Following last year’s realization that mortgage origination as a product line is effectively dead (which has forced such origination dependent banks as Wells Fargo to return to subprime lending in hopes of keeping the revenue stream alive, knowing full well how it all ends), and that only investors and “all cash” buyers are keeping the myth of the housing recovery alive on their shoulders, banks fired tens of thousands of workers in the mortgage business hoping to stem the bottom line bleeding from the collapse in revenues. It turns out that they didn’t fire enough and/or that the housing market contraction was far worse than even the banks, in their most, pessimistic forecasts, had expected. Case in point: JPMorgan, which after firing 15,000 in its mortgage business, has just revealed it will fire thousands more.
Several thousand more cuts are planned, according to people familiar with the matter, and could be announced at JPMorgan’s annual investor day on Tuesday. They are part of a new efficiency drive at the largest US bank by assets that also encompasses staffing branches with fewer employees.
Profitability at JPMorgan remains stronger than at competitors such as Bank of America and Citigroup but the bank is looking to find new savings, partly because of technology that allows greater automation of clerical functions in branches and partly because of a plunge in demand for mortgage refinancings.
Rising interest rates have stifled demand, causing the biggest banks to cut tens of thousands of positions over the past two years. The additional cuts at JPMorgan are expected to number more than 2,000, evidence of the steep decline in demand even in the past 12 months.
The bank, which employs more than 250,000 people, is also looking to cut thousands of jobs in branches over time, though it expects to do so by attrition.
JPMorgan executives decided in the past 12 months to halt its branch-building programme, following a trend for banks to look online for future growth rather than to bricks and mortar.
We doubt many tears will be shed over the terminations, especially since JPM was the one bank holding out longer than most in hopes that things will finally change for the better and the bank’s “fortress” balance sheet will be able to isolate the firm’s workers.

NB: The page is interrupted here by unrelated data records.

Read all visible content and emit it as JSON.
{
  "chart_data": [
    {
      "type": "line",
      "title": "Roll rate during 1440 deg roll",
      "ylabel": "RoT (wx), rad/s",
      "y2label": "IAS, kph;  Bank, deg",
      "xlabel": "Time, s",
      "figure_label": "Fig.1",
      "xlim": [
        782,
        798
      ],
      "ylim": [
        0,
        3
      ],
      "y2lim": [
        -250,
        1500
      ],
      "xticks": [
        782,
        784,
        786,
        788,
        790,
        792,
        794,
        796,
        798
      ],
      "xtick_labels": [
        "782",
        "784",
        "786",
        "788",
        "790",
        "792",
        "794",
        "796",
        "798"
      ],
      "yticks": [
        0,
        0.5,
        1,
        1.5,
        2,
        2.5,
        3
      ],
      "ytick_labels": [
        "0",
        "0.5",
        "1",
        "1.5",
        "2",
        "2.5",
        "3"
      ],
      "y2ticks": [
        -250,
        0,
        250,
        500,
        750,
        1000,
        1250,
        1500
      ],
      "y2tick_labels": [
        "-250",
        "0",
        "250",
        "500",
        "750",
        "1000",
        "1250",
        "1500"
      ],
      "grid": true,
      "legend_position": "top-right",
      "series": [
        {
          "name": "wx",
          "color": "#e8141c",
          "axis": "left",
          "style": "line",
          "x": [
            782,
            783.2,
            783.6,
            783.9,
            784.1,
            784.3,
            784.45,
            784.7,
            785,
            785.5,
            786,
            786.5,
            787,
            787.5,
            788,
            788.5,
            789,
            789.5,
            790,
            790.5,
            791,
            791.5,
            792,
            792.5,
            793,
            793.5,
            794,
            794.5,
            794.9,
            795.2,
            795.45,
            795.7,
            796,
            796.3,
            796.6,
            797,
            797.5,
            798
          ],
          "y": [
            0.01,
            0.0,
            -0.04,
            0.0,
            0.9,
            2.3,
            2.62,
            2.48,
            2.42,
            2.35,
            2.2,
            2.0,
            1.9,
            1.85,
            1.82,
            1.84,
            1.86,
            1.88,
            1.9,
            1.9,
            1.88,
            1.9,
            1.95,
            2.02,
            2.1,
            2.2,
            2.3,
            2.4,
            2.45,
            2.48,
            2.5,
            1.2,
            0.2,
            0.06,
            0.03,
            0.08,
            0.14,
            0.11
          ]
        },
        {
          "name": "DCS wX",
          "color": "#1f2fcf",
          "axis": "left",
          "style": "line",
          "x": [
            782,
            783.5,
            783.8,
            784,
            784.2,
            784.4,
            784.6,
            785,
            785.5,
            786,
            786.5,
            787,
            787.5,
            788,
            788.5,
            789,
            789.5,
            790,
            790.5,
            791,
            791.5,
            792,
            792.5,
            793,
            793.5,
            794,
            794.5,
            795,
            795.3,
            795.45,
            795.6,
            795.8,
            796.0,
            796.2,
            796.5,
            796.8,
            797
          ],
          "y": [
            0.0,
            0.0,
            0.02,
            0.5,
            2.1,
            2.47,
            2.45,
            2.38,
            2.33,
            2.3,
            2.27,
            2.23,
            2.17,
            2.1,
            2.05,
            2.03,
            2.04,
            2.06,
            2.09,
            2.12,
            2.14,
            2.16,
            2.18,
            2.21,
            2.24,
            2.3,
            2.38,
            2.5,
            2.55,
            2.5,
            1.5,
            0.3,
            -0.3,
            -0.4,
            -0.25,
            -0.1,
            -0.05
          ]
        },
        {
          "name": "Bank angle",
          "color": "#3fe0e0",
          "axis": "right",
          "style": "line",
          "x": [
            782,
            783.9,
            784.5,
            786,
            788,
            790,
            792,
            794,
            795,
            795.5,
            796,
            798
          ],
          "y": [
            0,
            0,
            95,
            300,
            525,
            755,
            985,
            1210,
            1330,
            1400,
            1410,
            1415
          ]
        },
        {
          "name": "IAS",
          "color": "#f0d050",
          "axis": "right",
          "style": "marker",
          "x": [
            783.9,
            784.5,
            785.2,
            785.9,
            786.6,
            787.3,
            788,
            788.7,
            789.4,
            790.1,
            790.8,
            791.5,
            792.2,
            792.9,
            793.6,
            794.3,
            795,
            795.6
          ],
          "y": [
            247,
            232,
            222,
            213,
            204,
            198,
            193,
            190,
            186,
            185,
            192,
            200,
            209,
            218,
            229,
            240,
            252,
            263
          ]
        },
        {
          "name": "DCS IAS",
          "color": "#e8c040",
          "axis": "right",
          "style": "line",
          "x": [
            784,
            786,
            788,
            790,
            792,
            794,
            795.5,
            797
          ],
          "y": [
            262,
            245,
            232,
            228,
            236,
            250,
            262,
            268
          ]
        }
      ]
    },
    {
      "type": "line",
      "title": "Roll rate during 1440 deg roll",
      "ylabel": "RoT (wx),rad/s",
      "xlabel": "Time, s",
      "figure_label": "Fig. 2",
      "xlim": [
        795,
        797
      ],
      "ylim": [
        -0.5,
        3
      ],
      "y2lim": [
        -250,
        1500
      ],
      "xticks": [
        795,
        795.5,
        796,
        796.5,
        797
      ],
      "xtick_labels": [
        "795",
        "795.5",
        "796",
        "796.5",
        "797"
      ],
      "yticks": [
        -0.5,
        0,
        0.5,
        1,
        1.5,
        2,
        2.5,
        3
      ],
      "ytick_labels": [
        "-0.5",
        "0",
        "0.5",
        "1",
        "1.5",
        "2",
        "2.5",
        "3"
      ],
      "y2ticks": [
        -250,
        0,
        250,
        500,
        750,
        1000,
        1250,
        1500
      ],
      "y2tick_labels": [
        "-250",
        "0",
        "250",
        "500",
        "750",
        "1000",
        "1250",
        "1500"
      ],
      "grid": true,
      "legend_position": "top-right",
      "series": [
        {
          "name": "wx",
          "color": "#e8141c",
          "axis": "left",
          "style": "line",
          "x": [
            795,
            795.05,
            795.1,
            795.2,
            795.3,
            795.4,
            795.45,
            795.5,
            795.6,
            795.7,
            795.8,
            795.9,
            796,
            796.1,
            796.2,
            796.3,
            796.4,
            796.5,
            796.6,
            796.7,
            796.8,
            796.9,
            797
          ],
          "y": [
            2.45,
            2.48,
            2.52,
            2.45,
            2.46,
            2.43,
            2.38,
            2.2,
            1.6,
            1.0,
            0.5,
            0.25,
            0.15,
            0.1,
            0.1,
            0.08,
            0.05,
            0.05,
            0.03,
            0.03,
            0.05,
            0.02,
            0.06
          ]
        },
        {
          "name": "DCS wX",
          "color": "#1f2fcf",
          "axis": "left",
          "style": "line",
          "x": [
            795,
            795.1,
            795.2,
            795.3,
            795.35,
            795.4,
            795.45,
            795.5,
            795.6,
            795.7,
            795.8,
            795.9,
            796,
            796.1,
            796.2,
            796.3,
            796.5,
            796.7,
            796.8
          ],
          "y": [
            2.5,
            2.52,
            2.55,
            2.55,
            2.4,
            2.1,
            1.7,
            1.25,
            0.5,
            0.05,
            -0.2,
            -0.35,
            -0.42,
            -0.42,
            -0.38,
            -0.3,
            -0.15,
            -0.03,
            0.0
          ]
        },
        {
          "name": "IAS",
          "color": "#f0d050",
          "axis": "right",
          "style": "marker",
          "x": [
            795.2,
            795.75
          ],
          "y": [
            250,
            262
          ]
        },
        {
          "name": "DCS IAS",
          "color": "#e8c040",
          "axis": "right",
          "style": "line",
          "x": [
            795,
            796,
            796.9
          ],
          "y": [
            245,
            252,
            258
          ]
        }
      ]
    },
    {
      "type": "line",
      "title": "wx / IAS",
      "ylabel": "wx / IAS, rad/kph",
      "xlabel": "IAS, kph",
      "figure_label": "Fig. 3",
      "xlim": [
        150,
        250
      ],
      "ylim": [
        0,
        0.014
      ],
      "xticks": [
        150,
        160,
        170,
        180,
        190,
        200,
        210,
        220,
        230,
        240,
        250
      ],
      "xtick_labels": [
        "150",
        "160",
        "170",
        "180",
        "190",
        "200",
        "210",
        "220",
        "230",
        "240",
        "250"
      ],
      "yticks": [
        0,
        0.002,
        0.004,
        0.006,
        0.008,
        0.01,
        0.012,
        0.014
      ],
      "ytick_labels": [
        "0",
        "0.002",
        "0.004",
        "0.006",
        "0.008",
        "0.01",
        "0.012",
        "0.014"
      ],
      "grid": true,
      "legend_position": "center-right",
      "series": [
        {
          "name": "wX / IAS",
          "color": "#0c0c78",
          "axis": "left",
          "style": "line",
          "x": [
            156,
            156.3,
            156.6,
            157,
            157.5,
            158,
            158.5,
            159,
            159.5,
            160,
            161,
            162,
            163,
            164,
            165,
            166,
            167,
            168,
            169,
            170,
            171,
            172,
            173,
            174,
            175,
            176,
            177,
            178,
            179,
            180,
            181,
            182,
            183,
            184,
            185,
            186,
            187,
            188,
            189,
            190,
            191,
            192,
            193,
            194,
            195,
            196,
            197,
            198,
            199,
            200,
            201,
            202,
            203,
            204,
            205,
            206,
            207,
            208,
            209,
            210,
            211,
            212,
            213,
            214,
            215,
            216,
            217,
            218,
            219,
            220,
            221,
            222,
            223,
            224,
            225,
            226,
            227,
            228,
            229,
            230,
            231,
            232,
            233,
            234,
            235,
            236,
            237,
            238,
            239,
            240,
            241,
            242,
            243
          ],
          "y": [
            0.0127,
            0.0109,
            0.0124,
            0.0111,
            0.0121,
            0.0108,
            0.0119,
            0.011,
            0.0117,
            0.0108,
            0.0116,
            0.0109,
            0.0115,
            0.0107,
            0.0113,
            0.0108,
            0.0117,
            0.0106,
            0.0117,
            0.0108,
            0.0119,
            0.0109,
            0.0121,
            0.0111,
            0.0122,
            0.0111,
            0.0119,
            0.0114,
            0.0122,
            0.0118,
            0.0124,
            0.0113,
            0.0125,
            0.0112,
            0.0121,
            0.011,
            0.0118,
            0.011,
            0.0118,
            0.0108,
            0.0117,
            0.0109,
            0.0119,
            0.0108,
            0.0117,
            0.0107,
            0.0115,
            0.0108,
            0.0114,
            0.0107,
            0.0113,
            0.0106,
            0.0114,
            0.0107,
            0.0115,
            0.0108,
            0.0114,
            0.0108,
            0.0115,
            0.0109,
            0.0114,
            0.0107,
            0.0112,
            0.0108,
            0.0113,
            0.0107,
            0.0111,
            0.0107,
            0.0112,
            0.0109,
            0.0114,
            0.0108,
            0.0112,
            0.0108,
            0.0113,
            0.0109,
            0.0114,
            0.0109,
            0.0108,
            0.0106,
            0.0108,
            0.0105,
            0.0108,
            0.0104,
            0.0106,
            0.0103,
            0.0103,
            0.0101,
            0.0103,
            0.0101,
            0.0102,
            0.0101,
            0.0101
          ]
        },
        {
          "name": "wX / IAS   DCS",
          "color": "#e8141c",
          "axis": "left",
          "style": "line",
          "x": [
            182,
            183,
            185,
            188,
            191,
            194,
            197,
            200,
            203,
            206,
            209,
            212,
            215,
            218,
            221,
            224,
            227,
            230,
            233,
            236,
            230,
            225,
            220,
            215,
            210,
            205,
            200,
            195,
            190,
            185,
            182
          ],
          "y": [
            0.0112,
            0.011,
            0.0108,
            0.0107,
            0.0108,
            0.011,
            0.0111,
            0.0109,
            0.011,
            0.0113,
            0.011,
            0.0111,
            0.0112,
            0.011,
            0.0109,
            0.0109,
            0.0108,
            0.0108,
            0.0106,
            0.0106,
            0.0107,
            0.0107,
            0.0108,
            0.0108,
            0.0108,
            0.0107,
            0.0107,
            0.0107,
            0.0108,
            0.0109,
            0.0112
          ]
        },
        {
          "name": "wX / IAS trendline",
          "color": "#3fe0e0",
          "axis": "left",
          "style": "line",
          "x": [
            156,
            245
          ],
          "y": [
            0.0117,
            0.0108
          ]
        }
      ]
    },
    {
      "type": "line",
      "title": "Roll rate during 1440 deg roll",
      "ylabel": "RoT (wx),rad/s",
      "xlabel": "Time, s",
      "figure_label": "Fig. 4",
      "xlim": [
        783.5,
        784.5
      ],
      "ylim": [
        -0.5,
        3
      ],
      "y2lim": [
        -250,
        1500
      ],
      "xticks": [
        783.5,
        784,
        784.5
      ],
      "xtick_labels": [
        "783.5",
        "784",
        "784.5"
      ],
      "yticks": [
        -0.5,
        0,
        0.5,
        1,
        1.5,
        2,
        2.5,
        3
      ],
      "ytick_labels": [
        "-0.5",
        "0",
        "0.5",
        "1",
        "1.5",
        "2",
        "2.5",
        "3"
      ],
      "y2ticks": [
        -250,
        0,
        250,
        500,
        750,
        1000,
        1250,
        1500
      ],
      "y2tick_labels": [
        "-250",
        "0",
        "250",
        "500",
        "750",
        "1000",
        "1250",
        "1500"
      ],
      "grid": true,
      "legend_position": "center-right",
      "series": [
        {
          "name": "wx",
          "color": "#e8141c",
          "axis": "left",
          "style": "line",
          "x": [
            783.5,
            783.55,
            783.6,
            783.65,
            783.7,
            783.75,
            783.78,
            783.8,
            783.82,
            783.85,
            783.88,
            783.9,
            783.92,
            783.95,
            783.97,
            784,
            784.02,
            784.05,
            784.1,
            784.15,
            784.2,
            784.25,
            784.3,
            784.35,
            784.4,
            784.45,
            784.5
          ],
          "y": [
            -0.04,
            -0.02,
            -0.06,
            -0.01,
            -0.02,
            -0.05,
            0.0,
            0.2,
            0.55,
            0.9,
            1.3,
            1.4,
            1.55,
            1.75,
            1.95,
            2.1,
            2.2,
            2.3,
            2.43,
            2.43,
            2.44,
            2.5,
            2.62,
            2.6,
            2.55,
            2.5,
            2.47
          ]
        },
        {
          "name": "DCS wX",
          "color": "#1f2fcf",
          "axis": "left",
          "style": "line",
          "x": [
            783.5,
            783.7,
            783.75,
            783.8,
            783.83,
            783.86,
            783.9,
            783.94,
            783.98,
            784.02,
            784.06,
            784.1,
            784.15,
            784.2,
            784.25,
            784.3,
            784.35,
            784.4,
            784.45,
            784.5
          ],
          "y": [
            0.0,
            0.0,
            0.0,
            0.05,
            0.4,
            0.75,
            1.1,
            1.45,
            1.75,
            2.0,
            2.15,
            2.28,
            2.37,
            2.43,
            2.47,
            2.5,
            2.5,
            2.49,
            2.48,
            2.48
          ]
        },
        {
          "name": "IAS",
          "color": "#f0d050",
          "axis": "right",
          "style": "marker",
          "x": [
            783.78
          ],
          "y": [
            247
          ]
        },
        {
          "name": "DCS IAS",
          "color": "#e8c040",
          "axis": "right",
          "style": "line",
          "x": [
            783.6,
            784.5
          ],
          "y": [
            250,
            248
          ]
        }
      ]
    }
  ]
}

They didn’t, and it didn’t.
JPMorgan held out longer than rivals, filling in gaps in the market in Florida and California, in particular, before now joining the long list of banks to have scaled back their growth plans.
“It was awfully 20th century of them,” said Mike Mayo, analyst at CLSA Securities. “With such weak revenue growth – the worst in eight decades – banks need to find new ways to control expenses, which means finding other ways to streamline branches and other distribution. The last two years have seen the most branch closings in history.”
Yet while JPMorgan’s terminations – merely a stepping stone to even more layoffs in the future – mean the unemployment rate will continue to drop as most of the newly laid off will simply drop out of the labor force entirely, the biggest loser will be Wells Fargo, whose primary revenue line was and is mortgage origination. Well, was.
We look forward to seeing just how the California bank, and largest mortgage originator in the US, will offset what is now clearly a secular collapse in mortgage demand as more and more Americans simply refuse to (or can’t) take out mortgages to buy homes whose prices have become inaccessible to all but a very select (0.1%) few.